Wednesday, January 20, 2021

A 'New' New Deal

 Popular Economics Weekly


Even before his inauguration, the Biden administration announced its ‘new deal’ for a new administration doing government’s business as we recover from the worst recession since the Great Depression of the 1930s. Yes, this is the worst of the worst as the FRED graph dating from 1950 shows. Only government at such a time of need can provide aid to businesses and working Americans.

President Biden’s first priority will be closing the income inequality gap that has persisted since the 1970s when most of the fruits of increased productivity and technology were kept by the owners of capital rather than paid to their employees.

This is when we have just witnessed one of the consequences of that inequality, as I said last week—the storming of the US Capital by extreme-right terrorists bent on overthrowing our duly-elected government that was verifying the electoral victory of President-elect Joe Biden and Vice president-elect Kamala Harris.
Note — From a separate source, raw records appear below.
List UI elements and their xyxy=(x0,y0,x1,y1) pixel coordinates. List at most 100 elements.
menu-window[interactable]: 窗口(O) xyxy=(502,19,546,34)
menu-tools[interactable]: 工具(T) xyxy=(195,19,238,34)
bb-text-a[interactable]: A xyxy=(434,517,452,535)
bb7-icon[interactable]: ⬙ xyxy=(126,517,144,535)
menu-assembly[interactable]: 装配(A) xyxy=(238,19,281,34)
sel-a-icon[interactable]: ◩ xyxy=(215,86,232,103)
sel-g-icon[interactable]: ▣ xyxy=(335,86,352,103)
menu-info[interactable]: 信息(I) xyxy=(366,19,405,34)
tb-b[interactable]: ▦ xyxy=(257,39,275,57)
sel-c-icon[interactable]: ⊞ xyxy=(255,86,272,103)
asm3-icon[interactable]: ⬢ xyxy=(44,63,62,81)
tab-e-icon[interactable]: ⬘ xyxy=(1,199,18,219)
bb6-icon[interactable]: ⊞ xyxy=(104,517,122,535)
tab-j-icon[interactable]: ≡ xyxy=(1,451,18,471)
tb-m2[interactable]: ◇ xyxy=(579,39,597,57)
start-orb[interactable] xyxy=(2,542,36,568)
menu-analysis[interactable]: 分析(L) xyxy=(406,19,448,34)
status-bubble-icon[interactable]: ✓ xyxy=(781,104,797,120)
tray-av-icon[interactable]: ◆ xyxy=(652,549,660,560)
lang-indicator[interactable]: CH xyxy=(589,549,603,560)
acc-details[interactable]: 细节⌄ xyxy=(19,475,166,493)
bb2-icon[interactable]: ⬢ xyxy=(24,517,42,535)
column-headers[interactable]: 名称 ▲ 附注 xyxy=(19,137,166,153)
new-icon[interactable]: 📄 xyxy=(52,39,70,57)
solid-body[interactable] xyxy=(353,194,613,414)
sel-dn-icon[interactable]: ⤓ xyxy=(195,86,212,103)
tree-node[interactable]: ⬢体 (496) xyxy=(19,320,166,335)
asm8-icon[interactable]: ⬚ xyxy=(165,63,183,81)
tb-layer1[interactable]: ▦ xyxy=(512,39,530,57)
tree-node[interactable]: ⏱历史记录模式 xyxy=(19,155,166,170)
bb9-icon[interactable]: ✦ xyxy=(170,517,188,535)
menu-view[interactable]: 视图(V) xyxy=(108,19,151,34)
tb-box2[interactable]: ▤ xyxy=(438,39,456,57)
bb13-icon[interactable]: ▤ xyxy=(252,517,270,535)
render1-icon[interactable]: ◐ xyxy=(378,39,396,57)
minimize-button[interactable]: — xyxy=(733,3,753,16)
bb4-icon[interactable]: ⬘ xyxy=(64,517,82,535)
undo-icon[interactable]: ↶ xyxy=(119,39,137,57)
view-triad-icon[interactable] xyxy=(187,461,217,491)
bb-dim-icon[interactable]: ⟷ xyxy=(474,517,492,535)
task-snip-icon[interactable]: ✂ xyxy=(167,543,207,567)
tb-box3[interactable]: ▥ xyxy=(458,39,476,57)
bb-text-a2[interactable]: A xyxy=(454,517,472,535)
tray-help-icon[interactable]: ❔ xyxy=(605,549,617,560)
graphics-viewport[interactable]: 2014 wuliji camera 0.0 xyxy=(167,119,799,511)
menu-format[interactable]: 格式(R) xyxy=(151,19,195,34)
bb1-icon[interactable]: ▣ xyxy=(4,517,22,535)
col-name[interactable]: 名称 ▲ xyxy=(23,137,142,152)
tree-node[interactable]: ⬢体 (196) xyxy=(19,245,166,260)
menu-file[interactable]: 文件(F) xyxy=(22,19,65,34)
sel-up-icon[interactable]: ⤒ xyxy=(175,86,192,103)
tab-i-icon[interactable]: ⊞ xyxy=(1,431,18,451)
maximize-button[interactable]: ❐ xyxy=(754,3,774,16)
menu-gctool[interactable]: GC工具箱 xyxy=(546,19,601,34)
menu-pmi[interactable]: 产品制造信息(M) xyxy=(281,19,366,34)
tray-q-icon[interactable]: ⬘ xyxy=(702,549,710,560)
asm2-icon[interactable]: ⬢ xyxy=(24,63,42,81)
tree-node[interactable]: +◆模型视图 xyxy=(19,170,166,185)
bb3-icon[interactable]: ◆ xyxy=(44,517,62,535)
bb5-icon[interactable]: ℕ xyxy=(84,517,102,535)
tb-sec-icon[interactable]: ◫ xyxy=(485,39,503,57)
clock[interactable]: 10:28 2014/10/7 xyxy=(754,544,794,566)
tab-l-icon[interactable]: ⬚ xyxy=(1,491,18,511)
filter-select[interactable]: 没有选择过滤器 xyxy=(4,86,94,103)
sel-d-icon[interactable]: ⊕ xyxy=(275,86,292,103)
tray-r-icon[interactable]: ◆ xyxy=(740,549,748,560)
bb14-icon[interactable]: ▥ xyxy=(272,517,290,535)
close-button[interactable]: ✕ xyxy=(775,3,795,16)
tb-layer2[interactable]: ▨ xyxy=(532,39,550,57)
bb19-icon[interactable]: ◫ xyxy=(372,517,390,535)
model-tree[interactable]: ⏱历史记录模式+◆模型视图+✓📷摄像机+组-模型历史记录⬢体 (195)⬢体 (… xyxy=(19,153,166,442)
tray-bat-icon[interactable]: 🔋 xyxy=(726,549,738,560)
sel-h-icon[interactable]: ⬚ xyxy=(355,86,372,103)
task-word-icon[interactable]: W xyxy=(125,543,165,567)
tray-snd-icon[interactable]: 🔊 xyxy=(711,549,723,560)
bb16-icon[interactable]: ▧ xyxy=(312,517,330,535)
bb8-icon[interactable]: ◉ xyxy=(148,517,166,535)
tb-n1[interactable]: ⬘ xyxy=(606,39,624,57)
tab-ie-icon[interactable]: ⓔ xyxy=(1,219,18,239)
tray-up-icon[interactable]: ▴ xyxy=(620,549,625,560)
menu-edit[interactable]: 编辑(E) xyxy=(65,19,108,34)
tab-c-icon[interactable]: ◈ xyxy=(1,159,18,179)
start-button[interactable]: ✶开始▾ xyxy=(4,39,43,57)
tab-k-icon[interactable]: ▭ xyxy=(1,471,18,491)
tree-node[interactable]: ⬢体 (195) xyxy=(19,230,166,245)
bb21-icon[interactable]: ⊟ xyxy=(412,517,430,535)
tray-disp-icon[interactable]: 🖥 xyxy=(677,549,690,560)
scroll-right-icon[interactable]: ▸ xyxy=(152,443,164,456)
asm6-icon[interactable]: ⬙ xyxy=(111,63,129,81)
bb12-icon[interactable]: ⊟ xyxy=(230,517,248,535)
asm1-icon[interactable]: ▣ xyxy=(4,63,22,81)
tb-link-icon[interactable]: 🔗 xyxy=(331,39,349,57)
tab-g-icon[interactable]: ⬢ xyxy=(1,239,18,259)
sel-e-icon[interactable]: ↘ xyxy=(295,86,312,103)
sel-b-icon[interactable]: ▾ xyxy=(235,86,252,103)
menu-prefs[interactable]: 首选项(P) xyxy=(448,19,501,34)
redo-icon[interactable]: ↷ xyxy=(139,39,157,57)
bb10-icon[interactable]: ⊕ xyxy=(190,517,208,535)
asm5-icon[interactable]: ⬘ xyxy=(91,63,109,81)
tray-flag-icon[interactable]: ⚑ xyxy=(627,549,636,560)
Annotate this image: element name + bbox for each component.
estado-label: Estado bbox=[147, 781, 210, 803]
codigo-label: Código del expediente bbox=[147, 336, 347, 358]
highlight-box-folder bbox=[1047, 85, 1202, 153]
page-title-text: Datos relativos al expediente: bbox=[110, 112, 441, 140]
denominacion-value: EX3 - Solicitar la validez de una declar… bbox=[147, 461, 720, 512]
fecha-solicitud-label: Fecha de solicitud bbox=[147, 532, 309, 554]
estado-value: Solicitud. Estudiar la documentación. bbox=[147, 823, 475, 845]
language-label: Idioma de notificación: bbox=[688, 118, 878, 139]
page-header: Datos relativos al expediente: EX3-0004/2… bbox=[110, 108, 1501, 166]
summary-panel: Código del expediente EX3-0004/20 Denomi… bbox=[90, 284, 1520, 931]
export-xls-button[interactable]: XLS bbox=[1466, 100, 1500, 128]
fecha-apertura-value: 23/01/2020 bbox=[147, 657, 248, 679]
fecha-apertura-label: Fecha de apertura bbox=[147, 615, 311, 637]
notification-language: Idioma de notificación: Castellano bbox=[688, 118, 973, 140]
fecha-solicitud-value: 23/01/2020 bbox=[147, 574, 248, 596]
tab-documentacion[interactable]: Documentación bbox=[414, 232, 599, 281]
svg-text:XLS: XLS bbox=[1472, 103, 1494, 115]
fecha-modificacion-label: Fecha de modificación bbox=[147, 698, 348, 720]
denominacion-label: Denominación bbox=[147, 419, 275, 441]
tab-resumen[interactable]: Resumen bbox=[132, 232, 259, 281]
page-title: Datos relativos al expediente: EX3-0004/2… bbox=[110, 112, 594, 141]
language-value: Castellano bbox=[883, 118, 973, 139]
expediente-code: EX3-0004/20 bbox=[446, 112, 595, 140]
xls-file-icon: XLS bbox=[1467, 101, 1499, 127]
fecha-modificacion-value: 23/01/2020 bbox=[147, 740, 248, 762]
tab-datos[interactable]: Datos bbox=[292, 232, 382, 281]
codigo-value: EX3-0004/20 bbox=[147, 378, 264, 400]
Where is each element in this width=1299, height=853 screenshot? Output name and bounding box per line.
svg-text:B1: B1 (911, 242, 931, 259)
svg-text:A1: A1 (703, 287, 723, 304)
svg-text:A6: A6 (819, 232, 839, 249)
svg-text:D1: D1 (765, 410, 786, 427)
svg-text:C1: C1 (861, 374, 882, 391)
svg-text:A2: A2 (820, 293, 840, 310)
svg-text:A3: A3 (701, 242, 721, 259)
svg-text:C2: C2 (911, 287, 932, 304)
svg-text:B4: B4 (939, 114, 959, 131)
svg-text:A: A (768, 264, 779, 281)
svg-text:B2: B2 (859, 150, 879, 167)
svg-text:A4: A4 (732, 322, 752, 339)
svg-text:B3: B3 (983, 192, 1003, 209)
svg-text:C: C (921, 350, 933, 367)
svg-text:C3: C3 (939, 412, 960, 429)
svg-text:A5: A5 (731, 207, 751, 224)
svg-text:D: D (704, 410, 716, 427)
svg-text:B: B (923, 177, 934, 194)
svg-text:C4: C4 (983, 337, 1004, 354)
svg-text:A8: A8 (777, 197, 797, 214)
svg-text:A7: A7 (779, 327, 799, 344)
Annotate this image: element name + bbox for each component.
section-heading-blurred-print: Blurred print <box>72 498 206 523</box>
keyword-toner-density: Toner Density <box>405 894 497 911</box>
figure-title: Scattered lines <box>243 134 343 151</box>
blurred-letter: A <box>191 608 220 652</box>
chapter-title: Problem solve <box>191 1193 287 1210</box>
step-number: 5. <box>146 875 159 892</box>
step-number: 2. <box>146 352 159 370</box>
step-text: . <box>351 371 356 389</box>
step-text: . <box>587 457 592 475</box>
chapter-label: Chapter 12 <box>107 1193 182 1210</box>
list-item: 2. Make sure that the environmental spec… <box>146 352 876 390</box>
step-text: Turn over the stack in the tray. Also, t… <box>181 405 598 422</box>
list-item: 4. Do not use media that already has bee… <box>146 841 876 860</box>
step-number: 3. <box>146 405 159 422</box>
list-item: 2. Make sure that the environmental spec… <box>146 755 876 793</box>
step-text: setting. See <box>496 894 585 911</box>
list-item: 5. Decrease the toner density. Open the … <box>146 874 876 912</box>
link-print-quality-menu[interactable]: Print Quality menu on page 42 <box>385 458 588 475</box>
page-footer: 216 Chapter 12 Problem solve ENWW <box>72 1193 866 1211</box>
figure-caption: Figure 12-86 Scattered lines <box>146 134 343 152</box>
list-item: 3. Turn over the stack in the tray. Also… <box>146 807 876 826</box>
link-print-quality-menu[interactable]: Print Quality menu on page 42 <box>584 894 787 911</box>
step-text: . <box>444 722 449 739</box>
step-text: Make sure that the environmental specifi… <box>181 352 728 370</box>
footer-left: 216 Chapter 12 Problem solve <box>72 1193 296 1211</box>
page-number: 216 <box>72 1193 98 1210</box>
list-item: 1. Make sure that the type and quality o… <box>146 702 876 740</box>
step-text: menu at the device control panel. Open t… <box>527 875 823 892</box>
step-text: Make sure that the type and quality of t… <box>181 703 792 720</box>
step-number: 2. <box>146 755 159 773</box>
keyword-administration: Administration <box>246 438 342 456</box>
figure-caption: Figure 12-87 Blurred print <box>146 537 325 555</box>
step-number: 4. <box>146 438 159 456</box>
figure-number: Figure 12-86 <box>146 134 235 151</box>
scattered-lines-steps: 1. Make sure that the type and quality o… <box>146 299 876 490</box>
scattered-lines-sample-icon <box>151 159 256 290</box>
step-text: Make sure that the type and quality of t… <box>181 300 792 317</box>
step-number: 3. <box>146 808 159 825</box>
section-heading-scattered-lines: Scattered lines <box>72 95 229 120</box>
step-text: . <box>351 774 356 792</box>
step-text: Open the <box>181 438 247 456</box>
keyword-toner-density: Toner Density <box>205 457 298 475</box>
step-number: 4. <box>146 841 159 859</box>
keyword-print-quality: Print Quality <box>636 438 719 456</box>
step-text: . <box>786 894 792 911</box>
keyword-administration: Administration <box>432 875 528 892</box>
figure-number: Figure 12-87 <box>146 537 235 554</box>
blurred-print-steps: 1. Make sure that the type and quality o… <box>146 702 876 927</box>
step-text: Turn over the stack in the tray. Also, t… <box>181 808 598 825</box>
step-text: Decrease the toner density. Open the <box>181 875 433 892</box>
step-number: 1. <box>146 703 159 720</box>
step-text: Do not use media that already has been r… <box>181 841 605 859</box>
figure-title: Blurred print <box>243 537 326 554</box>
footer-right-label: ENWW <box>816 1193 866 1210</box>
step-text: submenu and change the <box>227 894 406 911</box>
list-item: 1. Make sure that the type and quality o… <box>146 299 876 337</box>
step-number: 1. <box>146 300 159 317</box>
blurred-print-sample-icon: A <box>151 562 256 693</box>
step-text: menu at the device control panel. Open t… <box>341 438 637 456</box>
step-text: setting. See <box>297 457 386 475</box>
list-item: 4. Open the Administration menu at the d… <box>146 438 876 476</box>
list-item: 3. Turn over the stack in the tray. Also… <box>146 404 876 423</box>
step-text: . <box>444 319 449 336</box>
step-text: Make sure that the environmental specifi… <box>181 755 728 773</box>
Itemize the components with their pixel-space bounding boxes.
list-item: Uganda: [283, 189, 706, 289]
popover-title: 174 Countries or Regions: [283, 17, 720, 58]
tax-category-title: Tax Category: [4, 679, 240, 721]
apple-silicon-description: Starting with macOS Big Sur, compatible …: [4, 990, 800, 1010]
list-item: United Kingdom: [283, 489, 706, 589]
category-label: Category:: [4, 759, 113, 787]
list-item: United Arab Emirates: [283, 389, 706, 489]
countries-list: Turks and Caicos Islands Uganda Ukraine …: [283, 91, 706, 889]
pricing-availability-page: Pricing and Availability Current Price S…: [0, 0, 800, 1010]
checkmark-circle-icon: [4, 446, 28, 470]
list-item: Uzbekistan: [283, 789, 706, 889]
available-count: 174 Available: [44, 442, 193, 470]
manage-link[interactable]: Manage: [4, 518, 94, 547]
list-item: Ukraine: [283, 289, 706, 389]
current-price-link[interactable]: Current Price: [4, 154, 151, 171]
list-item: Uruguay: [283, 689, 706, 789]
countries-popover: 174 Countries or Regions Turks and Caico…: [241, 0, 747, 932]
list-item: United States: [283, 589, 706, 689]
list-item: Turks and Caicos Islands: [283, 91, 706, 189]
Here is what the Biden administration is proposing to Congress:

  • · Direct payments of $1,400 to most Americans, bringing the total relief to $2,000, including December’s $600 payments
  • · Increasing the federal, per-week unemployment benefit to $400 and extending it through the end of September
  • · Increasing the federal minimum wage to $15 per hour
  • · Extending the eviction and foreclosure moratoriums until the end of September
  • · $350 billion in state and local government aid
  • · $170 billion for K-12 schools and institutions of higher education
  • · $50 billion toward Covid-19 testing
  • · $20 billion toward a national vaccine program in partnership with states, localities and tribes
  • · Making the Child Tax Credit fully refundable for the year and increasing the credit to $3,000 per child ($3,600 for a child under age 6)

It is a lot to ask of American taxpayers with more than $3 trillion already appropriated to keep the United States from sinking even deeper into a long term depression. Cash payments and extended unemployment benefits will boost incomes, while raising the minimum wage will double what was a starvation-level minimum wage to $2,580/month with a 40-hour week that barely rectifies the disparity.

Less obvious is the child tax credit that makes childcare more affordable as well as improving K-12 education. A huge income and opportunity gap has yawned between high school and college educated citizens, which has caused an alarming increase in “deaths of despair” from alcohol and drug abuse among high school-educated, unemployed males that have suffered from the pandemic.

Incoming Treasury Secretary Janet Yellen at her confirmation hearing said, “It will be my core focus if I’m confirmed as Treasury secretary to focus on the needs of American workers, those living in cities and rural areas, and to make sure that we have a competitive economy that offers good jobs and good wages.”

The coronavirus pandemic has reinforced the need for an economic science that recognizes the needs of all Americans. As many have said before, we are all poorer if we ignore the plight of the poorest.